Spanish Advent at Manila

Spanish colonizers first came to the Manila Bay area and its settlements in June 1570, while Governor-General Legazpi was searching for a suitable place to establish a capital for the new territory. Having heard of a prosperous Muslim settlement on the island of Luzon, Legaspi had sent Martin de Goiti to investigate. When Maynilad's ruler, Rajah Soliman, refused to submit to Spanish sovereignty, De Goiti attacked. De Goiti eventually defeated Soliman, claimed Maynilad in the name of the King of Spain, then returned to report his success to Legazpi, who was then based on the island of Panay.

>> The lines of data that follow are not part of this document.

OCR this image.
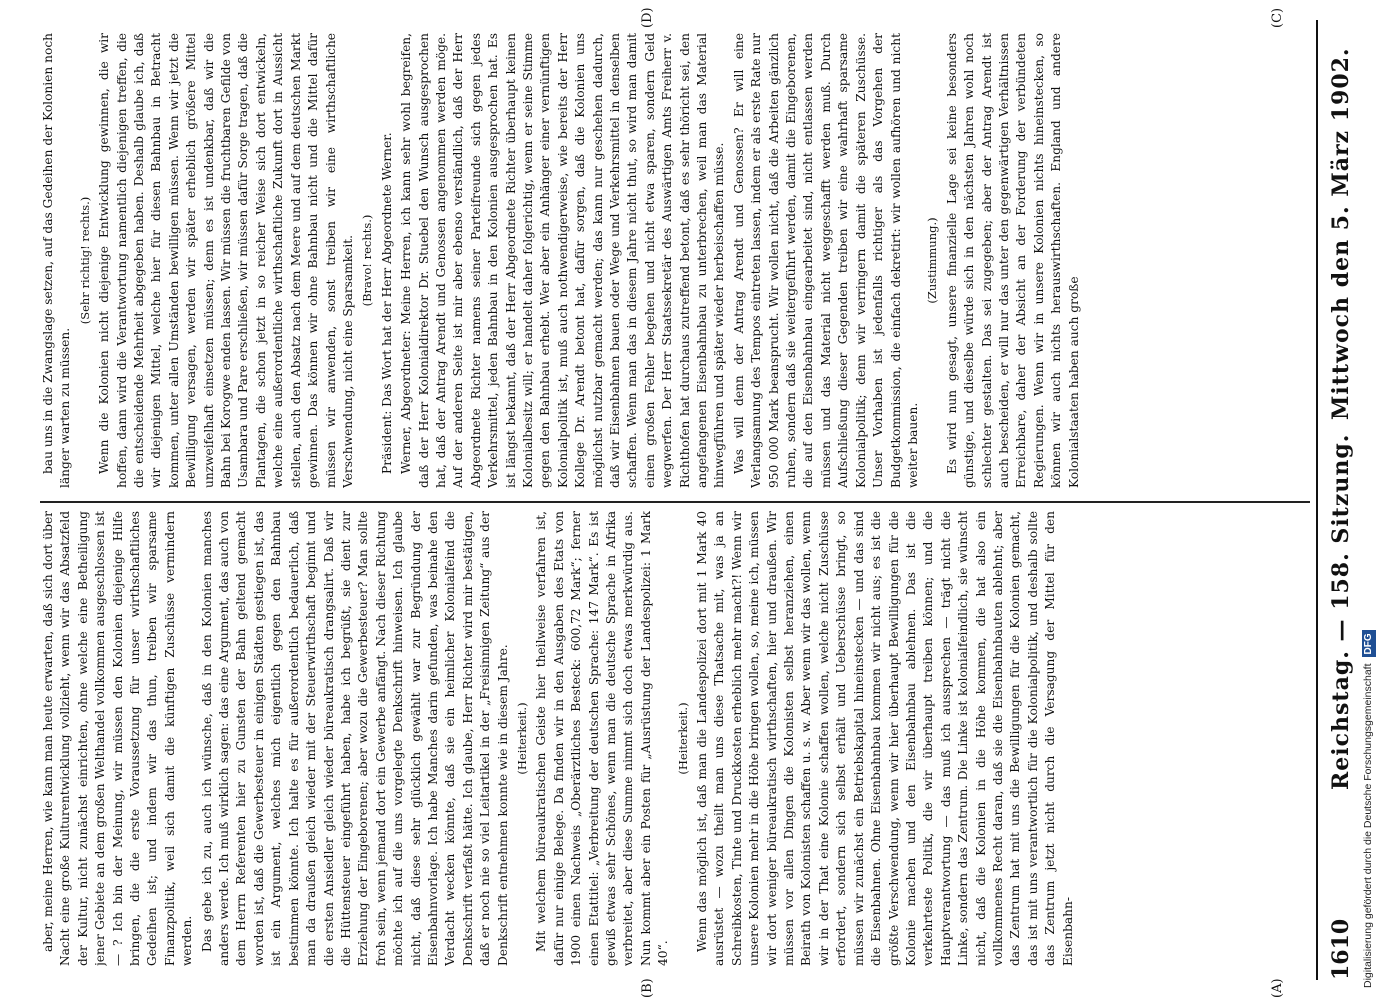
1610
Reichstag. — 158. Sitzung.
Mittwoch den 5. März 1902.
(A)
(B)
(C)
(D)

aber, meine Herren, wie kann man heute erwarten, daß sich dort über Nacht eine große Kulturentwicklung vollzieht, wenn wir das Absatzfeld der Kultur, nicht zunächst einrichten, ohne welche eine Betheiligung jener Gebiete an dem großen Welthandel vollkommen ausgeschlossen ist — ? Ich bin der Meinung, wir müssen den Kolonien diejenige Hilfe bringen, die die erste Voraussetzung für unser wirthschaftliches Gedeihen ist; und indem wir das thun, treiben wir sparsame Finanzpolitik, weil sich damit die künftigen Zuschüsse vermindern werden. Das gebe ich zu, auch ich wünsche, daß in den Kolonien manches anders werde. Ich muß wirklich sagen: das eine Argument, das auch von dem Herrn Referenten hier zu Gunsten der Bahn geltend gemacht worden ist, daß die Gewerbesteuer in einigen Städten gestiegen ist, das ist ein Argument, welches mich eigentlich gegen den Bahnbau bestimmen könnte. Ich halte es für außerordentlich bedauerlich, daß man da draußen gleich wieder mit der Steuerwirthschaft beginnt und die ersten Ansiedler gleich wieder büreaukratisch drangsalirt. Daß wir die Hüttensteuer eingeführt haben, habe ich begrüßt, sie dient zur Erziehung der Eingeborenen; aber wozu die Gewerbesteuer? Man sollte froh sein, wenn jemand dort ein Gewerbe anfängt. Nach dieser Richtung möchte ich auf die uns vorgelegte Denkschrift hinweisen. Ich glaube nicht, daß diese sehr glücklich gewählt war zur Begründung der Eisenbahnvorlage. Ich habe Manches darin gefunden, was beinahe den Verdacht wecken könnte, daß sie ein heimlicher Kolonialfeind die Denkschrift verfaßt hätte. Ich glaube, Herr Richter wird mir bestätigen, daß er noch nie so viel Leitartikel in der „Freisinnigen Zeitung“ aus der Denkschrift entnehmen konnte wie in diesem Jahre. (Heiterkeit.) Mit welchem büreaukratischen Geiste hier theilweise verfahren ist, dafür nur einige Belege. Da finden wir in den Ausgaben des Etats von 1900 einen Nachweis „Oberärztliches Besteck: 600,72 Mark“; ferner einen Etattitel: „Verbreitung der deutschen Sprache: 147 Mark“. Es ist gewiß etwas sehr Schönes, wenn man die deutsche Sprache in Afrika verbreitet, aber diese Summe nimmt sich doch etwas merkwürdig aus. Nun kommt aber ein Posten für „Ausrüstung der Landespolizei: 1 Mark 40“.

(Heiterkeit.) Wenn das möglich ist, daß man die Landespolizei dort mit 1 Mark 40 ausrüstet — wozu theilt man uns diese Thatsache mit, was ja an Schreibkosten, Tinte und Druckkosten erheblich mehr macht?! Wenn wir unsere Kolonien mehr in die Höhe bringen wollen, so, meine ich, müssen wir dort weniger büreaukratisch wirthschaften, hier und draußen. Wir müssen vor allen Dingen die Kolonisten selbst heranziehen, einen Beirath von Kolonisten schaffen u. s. w. Aber wenn wir das wollen, wenn wir in der That eine Kolonie schaffen wollen, welche nicht Zuschüsse erfordert, sondern sich selbst erhält und Ueberschüsse bringt, so müssen wir zunächst ein Betriebskapital hineinstecken — und das sind die Eisenbahnen. Ohne Eisenbahnbau kommen wir nicht aus; es ist die größte Verschwendung, wenn wir hier überhaupt Bewilligungen für die Kolonie machen und den Eisenbahnbau ablehnen. Das ist die verkehrteste Politik, die wir überhaupt treiben können; und die Hauptverantwortung — das muß ich aussprechen — trägt nicht die Linke, sondern das Zentrum. Die Linke ist kolonialfeindlich, sie wünscht nicht, daß die Kolonien in die Höhe kommen, die hat also ein vollkommenes Recht daran, daß sie die Eisenbahnbauten ablehnt; aber das Zentrum hat mit uns die Bewilligungen für die Kolonien gemacht, das ist mit uns verantwortlich für die Kolonialpolitik, und deshalb sollte das Zentrum jetzt nicht durch die Versagung der Mittel für den Eisenbahn-

bau uns in die Zwangslage setzen, auf das Gedeihen der Kolonien noch länger warten zu müssen.

(Sehr richtig! rechts.) Wenn die Kolonien nicht diejenige Entwicklung gewinnen, die wir hoffen, dann wird die Verantwortung namentlich diejenigen treffen, die die entscheidende Mehrheit abgegeben haben. Deshalb glaube ich, daß wir diejenigen Mittel, welche hier für diesen Bahnbau in Betracht kommen, unter allen Umständen bewilligen müssen. Wenn wir jetzt die Bewilligung versagen, werden wir später erheblich größere Mittel unzweifelhaft einsetzen müssen; denn es ist undenkbar, daß wir die Bahn bei Korogwe enden lassen. Wir müssen die fruchtbaren Gefilde von Usambara und Pare erschließen, wir müssen dafür Sorge tragen, daß die Plantagen, die schon jetzt in so reicher Weise sich dort entwickeln, welche eine außerordentliche wirthschaftliche Zukunft dort in Aussicht stellen, auch den Absatz nach dem Meere und auf dem deutschen Markt gewinnen. Das können wir ohne Bahnbau nicht und die Mittel dafür müssen wir anwenden, sonst treiben wir eine wirthschaftliche Verschwendung, nicht eine Sparsamkeit. (Bravo! rechts.) Präsident: Das Wort hat der Herr Abgeordnete Werner. Werner, Abgeordneter: Meine Herren, ich kann sehr wohl begreifen, daß der Herr Kolonialdirektor Dr. Stuebel den Wunsch ausgesprochen hat, daß der Antrag Arendt und Genossen angenommen werden möge. Auf der anderen Seite ist mir aber ebenso verständlich, daß der Herr Abgeordnete Richter namens seiner Parteifreunde sich gegen jedes Verkehrsmittel, jeden Bahnbau in den Kolonien ausgesprochen hat. Es ist längst bekannt, daß der Herr Abgeordnete Richter überhaupt keinen Kolonialbesitz will; er handelt daher folgerichtig, wenn er seine Stimme gegen den Bahnbau erhebt. Wer aber ein Anhänger einer vernünftigen Kolonialpolitik ist, muß auch nothwendigerweise, wie bereits der Herr Kollege Dr. Arendt betont hat, dafür sorgen, daß die Kolonien uns möglichst nutzbar gemacht werden; das kann nur geschehen dadurch, daß wir Eisenbahnen bauen oder Wege und Verkehrsmittel in denselben schaffen. Wenn man das in diesem Jahre nicht thut, so wird man damit einen großen Fehler begehen und nicht etwa sparen, sondern Geld wegwerfen. Der Herr Staatssekretär des Auswärtigen Amts Freiherr v. Richthofen hat durchaus zutreffend betont, daß es sehr thöricht sei, den angefangenen Eisenbahnbau zu unterbrechen, weil man das Material hinwegführen und später wieder herbeischaffen müsse. Was will denn der Antrag Arendt und Genossen? Er will eine Verlangsamung des Tempos eintreten lassen, indem er als erste Rate nur 950 000 Mark beansprucht. Wir wollen nicht, daß die Arbeiten gänzlich ruhen, sondern daß sie weitergeführt werden, damit die Eingeborenen, die auf den Eisenbahnbau eingearbeitet sind, nicht entlassen werden müssen und das Material nicht weggeschafft werden muß. Durch Aufschließung dieser Gegenden treiben wir eine wahrhaft sparsame Kolonialpolitik; denn wir verringern damit die späteren Zuschüsse. Unser Vorhaben ist jedenfalls richtiger als das Vorgehen der Budgetkommission, die einfach dekretirt: wir wollen aufhören und nicht weiter bauen.

(Zustimmung.) Es wird nun gesagt, unsere finanzielle Lage sei keine besonders günstige, und dieselbe würde sich in den nächsten Jahren wohl noch schlechter gestalten. Das sei zugegeben; aber der Antrag Arendt ist auch bescheiden, er will nur das unter den gegenwärtigen Verhältnissen Erreichbare, daher der Absicht an der Forderung der verbündeten Regierungen. Wenn wir in unsere Kolonien nichts hineinstecken, so können wir auch nichts herauswirthschaften. England und andere Kolonialstaaten haben auch große

Digitalisierung gefördert durch die Deutsche ForschungsgemeinschaftDFG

Legazpi himself returned to take the settlement on June 19, 1591. When the Spanish forces approached the natives burned Maynilad down and fled to Tondo and other neighboring towns.

Legaspi began constructing a fort on the ashes of Maynilad and made overtures of friendship to Rajah Lakandula of Tondo, who accepted. The defeated Soliman refused to submit to the Spaniards, but failed to get the support of Lakandula or of the Pampangan and Pangasinan settlements to the north. When Soliman and a force of Tagalog warriors attacked the Spaniards in the battle of Bangcusay, he was finally defeated and killed.

This defeat marked the end of rebellion against the Spanish amongst the Pasig river settlements, and Lakandula's Tondo surrendered its sovereignty, submitting to the authority of the new Spanish capital, Manila.